Our cities and infrastructure systems are the economic engines of modern society. Infrastructure also provides essential services (energy, transport, water, and communications) that greatly influence social well-being and sustainability.
Canada alone intends to invest around $80 billion into public infrastructure over the next decade. This requires long-term planning to strategically invest in priority areas that enhance economic growth, create jobs, improve well-being and advance environmental sustainability.

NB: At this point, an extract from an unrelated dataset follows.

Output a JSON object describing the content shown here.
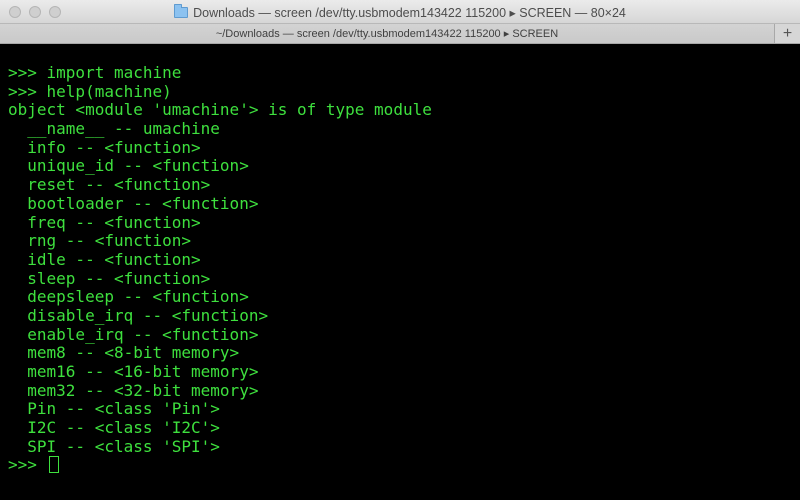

Here at the Urban Predictive Analytics Lab at the University of British Columbia, we combine computational methods, data analytics and systems-theoretic approaches to model, analyze and simulate interdependency between infrastructure, technology, people and the environment in urban settings. We are particularly interested in understanding how these factors will play out in the emerging smart cities movement. We are driven by the following research challenges and questions:
Who will be benefit from new technology to ensure inclusiveness, equity and quality of life?
To what extent can we predict future impacts, manage risk, and transition to sustainable cities?
How can we inform decision-making, policy and investment strategies in the face of complexity and uncertainty?
To address these challenges our core areas of competence include:
Data-Driven Scenario Planning - we develop data intensive scenarios to understand the current conditions and possible future trajectories of urban populations, technology and infrastructure.
Predictive Modelling and Simulation - we build advanced management systems to collect, curate and process massive data sets, and apply high performance computing to predict the consequences of future urban trajectories and scenarios.
Evidence-Based Policy Analysis - we use our results to educate technical leaders, engage industry and community stakeholders, and inform infrastructure and technology investment decisions to achieve positive societal and environmental outcomes.